Another interesting moment emerges when a piano onstage elicits a percussive response from another piano hidden on an upper balcony (Ulrich Löffler and Benjamin Kobler, respectively), playing with the listener’s sense of sonic space. Saunders also brings an innovative touch to the accordion (Krassimir Sterev), which at first adds an ethereal sheen to the ensemble, then becomes a character in its own right as the soloist gasps text while stretching the instrument’s bellows nearly half-way around his body.

Not unlike her teacher, Wolfgang Rihm, Saunders exploits the extremes of chaos and stasis, her instrumental textures hovering in the air before exploding and ricocheting around the hall. Yes also takes cues from the absurdist instrumental theater of Mauricio Kagel or Georges Aperghis, while the spluttering vocal writing at times recalls that of the vocalist-composer Agata Zubel in a work such as Not I, based on a Samuel Beckett monologue.

Ensemble Musikfabrik members in Saunders’ new work.

Much more than Zubel, however, Saunders is interested in blurring the boundaries between instrumental and vocal performance. It may be a conservative viewpoint, but I would have preferred to hear more intelligible text and melodic lines from Michel-Dansac, a gifted performer. In the absence of a dramatic arc beyond the score’s scrupulous probing into new sonic frontiers, Yes also did not manage to justify its 75-minute length.

The second half of the program was devoted to Harrison Birtwistle, who himself came to conduct the 26 Orpheus Elegies, interspersed at his suggestion with arrangements of John Dowland’s Lachrimae, Or Seven Tears Figured in Seven Passionate Pavans. The addition of the 17th-century nonets created a kind of time warp with Birstwistle’s stark settings of poetry by Rainer Maria Rilke, which are scored for oboe, harp, and countertenor.

The work was originally performed by oboist and composer Heinz Holliger and his late wife, Ursula, a duo who inspired everyone from Witold Lutosławski to Isang Yun. Birtwistle assigns the oboe (Peter Veale) bucolic, at times frantic melodies, while the harp (Mirjam Schröder) is plucked vigorously to create a sound at once modern and archaic. But the textures, as idiomatic as they are, eventually grow static.

Harrison Birtwistle conducting his 26 ‘Orpheus Elegies.’

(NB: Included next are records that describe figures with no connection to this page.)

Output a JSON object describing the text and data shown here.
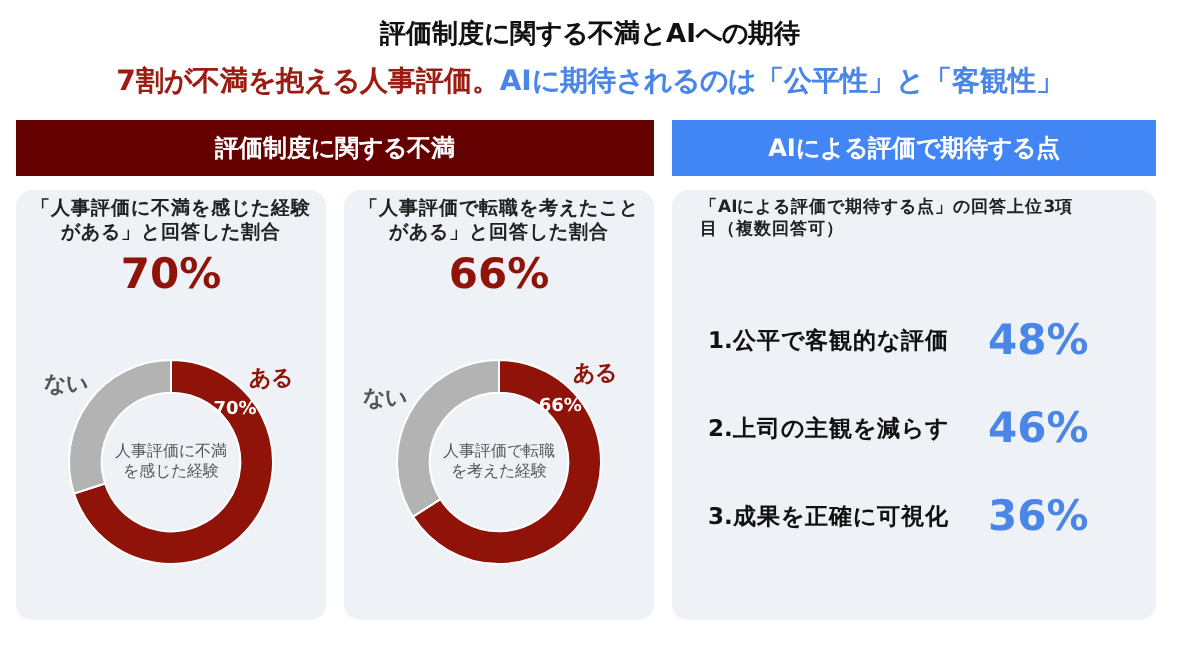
{
  "chart_data": [
    {
      "type": "other",
      "title": "評価制度に関する不満とAIへの期待",
      "subtitle": "7割が不満を抱える人事評価。AIに期待されるのは「公平性」と「客観性」"
    },
    {
      "type": "donut",
      "annotations": [
        "評価制度に関する不満",
        "「人事評価に不満を感じた経験がある」と回答した割合",
        "70%",
        "人事評価に不満を感じた経験"
      ],
      "categories": [
        "ある",
        "ない"
      ],
      "values": [
        70,
        30
      ],
      "colors": [
        "#8f1309",
        "#b3b3b3"
      ],
      "value_labels": [
        "70%",
        null
      ],
      "legend": false
    },
    {
      "type": "donut",
      "annotations": [
        "「人事評価で転職を考えたことがある」と回答した割合",
        "66%",
        "人事評価で転職を考えた経験"
      ],
      "categories": [
        "ある",
        "ない"
      ],
      "values": [
        66,
        34
      ],
      "colors": [
        "#8f1309",
        "#b3b3b3"
      ],
      "value_labels": [
        "66%",
        null
      ],
      "legend": false
    },
    {
      "type": "other",
      "title": "AIによる評価で期待する点",
      "subtitle": "「AIによる評価で期待する点」の回答上位3項目（複数回答可）",
      "categories": [
        "1.公平で客観的な評価",
        "2.上司の主観を減らす",
        "3.成果を正確に可視化"
      ],
      "values": [
        48,
        46,
        36
      ],
      "value_labels": [
        "48%",
        "46%",
        "36%"
      ]
    }
  ]
}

The vocal lines for countertenor (Andrew Watts) remain mostly confined to a small tessitura, as if reflecting in awe upon some of the greatest poetry ever written, but hardly reveal the depth of the existential questions raised by Rilke. Of all the settings, the Fifth Sonnet about a “lost god” and a single “mouth of nature” achieves the most compelling synthesis of text and music as the countertenor peters out on a middle C above the sustained, dissonant chord of harp and oboe. Watts struck a fine balance between theatricality and subtle dynamic nuance.

Cortege, a “ceremony for 14 musicians” written as a eulogy to the conductor Michael Vyner, is structured around a series of solos performed downstage where a conductor would normally stand. One by one, the players have a moment in the spotlight before rejoining a semi-circle, as if moving in and out of different worlds. A thumping bass drum creates a sense of order within the chaotic, dissonant counterpoint, eventually summoning the soloists to unite with a mourning flute (Helen Bledsoe). In a program in which experimental dramaturgy reigned, the theatrically transparent procession turned out to have the most powerful impact.

Rebecca Schmid is a music writer based in Berlin, contributing to publications such as the Financial Times and International New York Times. As a doctoral candidate at the Humboldt-Universität zu Berlin, she is writing about the compositional reception of Kurt Weill.